What if, in these uncertain circumstances, China had given up on the United States? Or worse, as some feared, if China had used the crisis to undermine American interests? After all, it was not long ago some think tanks, including in this country, were targeting China as the emerging successor to the Soviet Union in the eternal struggle between presumed good and evil.
But the Chinese have recognized the global character of the crisis. To be sure, China has a self-interest in maintaining the international trade and financial system, and in preserving a U.S. market on which its export-led growth and social progress significantly depend. But that is exactly the point. We are all in this trouble together and, to quote Chinese Premier Wen Jiabao in a recent CNN interview, "co-operation is everything."
Could China have done more to avoid or mitigate the crisis? Undoubtedly, notably with respect to the valuation of its currency, the yuan, but so could many others.
There are important lessons to be drawn from these developments, but there is one in particular for Canada: Our relations with China need overhauling.
Canadian engagement with China for long had been productive and bipartisan. Prime minister John Diefenbaker promoted wheat sales on credit to communist China. Prime minister Pierre Trudeau visited China and facilitated early formal recognition. Prime minister Brian Mulroney led the first Team Canada to China. Prime minister Jean Chrétien continued that engagement and, also, developed a comprehensive relationship with China, including co-operation on human rights. Since then, engagement has regrettably receded.
Engagement does not require blanket approval of each other's domestic or foreign policies, or the sacrifice of human rights to the almighty buck. More sophisticated relationships are possible. Canadians criticize the slow pace of Chinese democratic progress and judicial independence, and disapprove of China's positions on Tibet, climate change and Darfur, for example. The Chinese, for their part, may well wonder about the higher infant mortality rates of Canada's aboriginal peoples compared to other Canadians, and note the disproportionate representation of aboriginals in Canadian prisons. They might find unsatisfactory the high-profile difficulties Canada has in co-operating with China on criminal justice matters.

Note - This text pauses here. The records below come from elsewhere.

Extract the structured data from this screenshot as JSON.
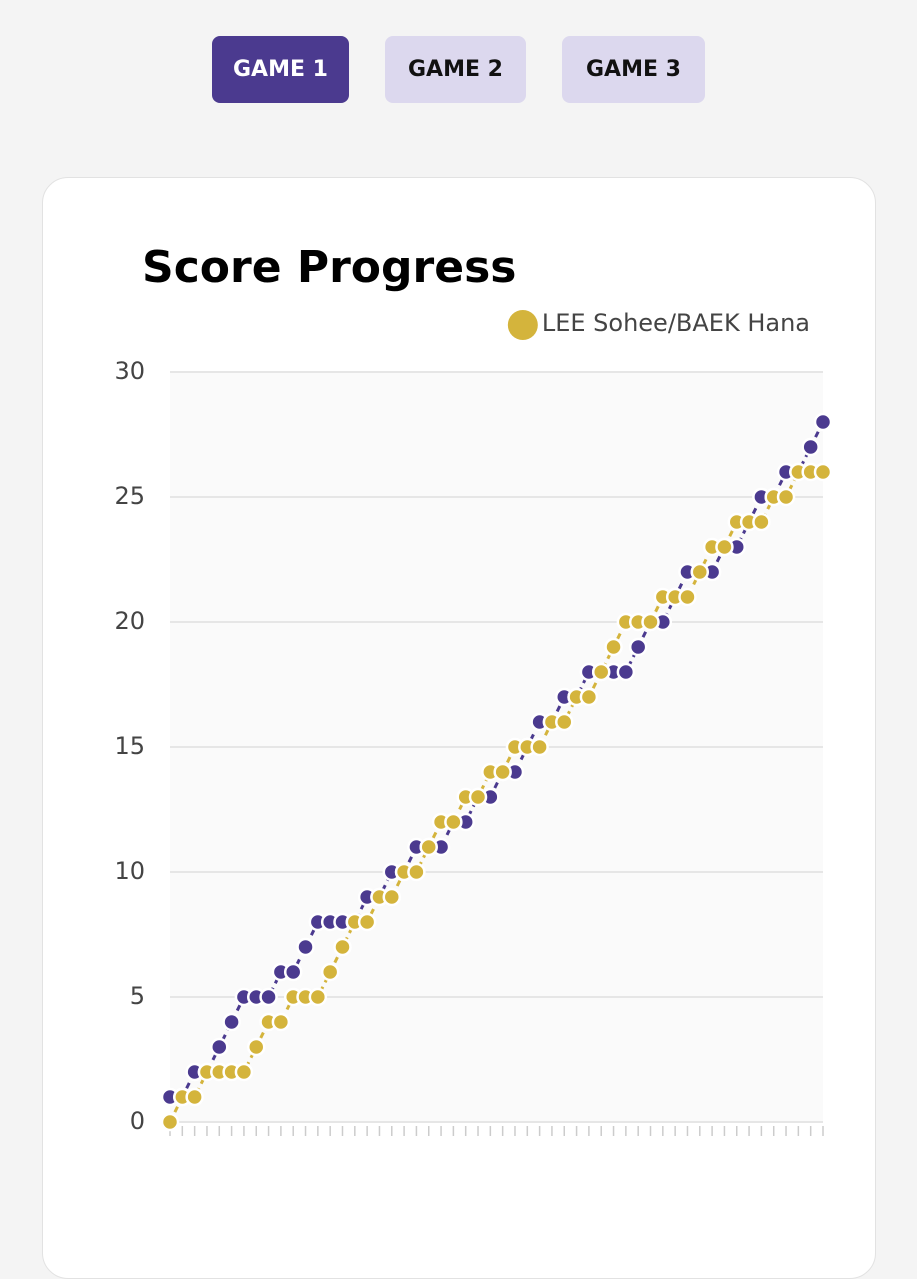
{
  "tabs": [
    "GAME 1",
    "GAME 2",
    "GAME 3"
  ],
  "chart_data": {
    "type": "line",
    "title": "Score Progress",
    "x": [
      0,
      1,
      2,
      3,
      4,
      5,
      6,
      7,
      8,
      9,
      10,
      11,
      12,
      13,
      14,
      15,
      16,
      17,
      18,
      19,
      20,
      21,
      22,
      23,
      24,
      25,
      26,
      27,
      28,
      29,
      30,
      31,
      32,
      33,
      34,
      35,
      36,
      37,
      38,
      39,
      40,
      41,
      42,
      43,
      44,
      45,
      46,
      47,
      48,
      49,
      50,
      51,
      52,
      53
    ],
    "xlim": [
      0,
      53
    ],
    "ylim": [
      0,
      30
    ],
    "yticks": [
      0,
      5,
      10,
      15,
      20,
      25,
      30
    ],
    "grid": true,
    "series": [
      {
        "color": "#4b3a8f",
        "values": [
          1,
          1,
          2,
          2,
          3,
          4,
          5,
          5,
          5,
          6,
          6,
          7,
          8,
          8,
          8,
          8,
          9,
          9,
          10,
          10,
          11,
          11,
          11,
          12,
          12,
          13,
          13,
          14,
          14,
          15,
          16,
          16,
          17,
          17,
          18,
          18,
          18,
          18,
          19,
          20,
          20,
          21,
          22,
          22,
          22,
          23,
          23,
          24,
          25,
          25,
          26,
          26,
          27,
          28
        ]
      },
      {
        "name": "LEE Sohee/BAEK Hana",
        "color": "#d4b43c",
        "values": [
          0,
          1,
          1,
          2,
          2,
          2,
          2,
          3,
          4,
          4,
          5,
          5,
          5,
          6,
          7,
          8,
          8,
          9,
          9,
          10,
          10,
          11,
          12,
          12,
          13,
          13,
          14,
          14,
          15,
          15,
          15,
          16,
          16,
          17,
          17,
          18,
          19,
          20,
          20,
          20,
          21,
          21,
          21,
          22,
          23,
          23,
          24,
          24,
          24,
          25,
          25,
          26,
          26,
          26
        ]
      }
    ]
  }
}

But progress on such differences is far more likely to emerge from mutual engagement than from unilateral isolation. In a world that is increasingly integrated, and in which China's political and economic significance will only grow, sound working relations have become a pressing priority - for Canada.
With greater engagement, we could, for example, increase the presence in China of Canadian postsecondary institutions, as centres both for teaching and for recruitment, and to promote scholarly exchanges. We could facilitate co-operation between Canadian and Chinese think tanks, business organizations and NGOs. We could jointly create a Canada-China working group on trade and investment to research, prevent and resolve problems. We could upgrade our scarce Chinese language skills as part of our MBA and other university programs. We could expand areas of mutual security co-operation, including regarding terrorism.
In the context of such engagement, in which we underlined our respect for the extraordinary progress China has made and our empathy for the enormous difficulties this still-developing country faces, we could also enhance human rights co-operation - for example, judicial training programs that are valued by the Chinese people, if not always by the Chinese authorities.
We have significant interests at stake, from tourism, trade and investment and intellectual property protections to immigration, international security, global warming and consular protection for dual citizens.
It is against this background that Prime Minister Stephen Harper's recently announced intention to visit China is very welcome, if overdue. It is time we change the way we think about China. The issues are urgent, our interests are enormous and the time is now.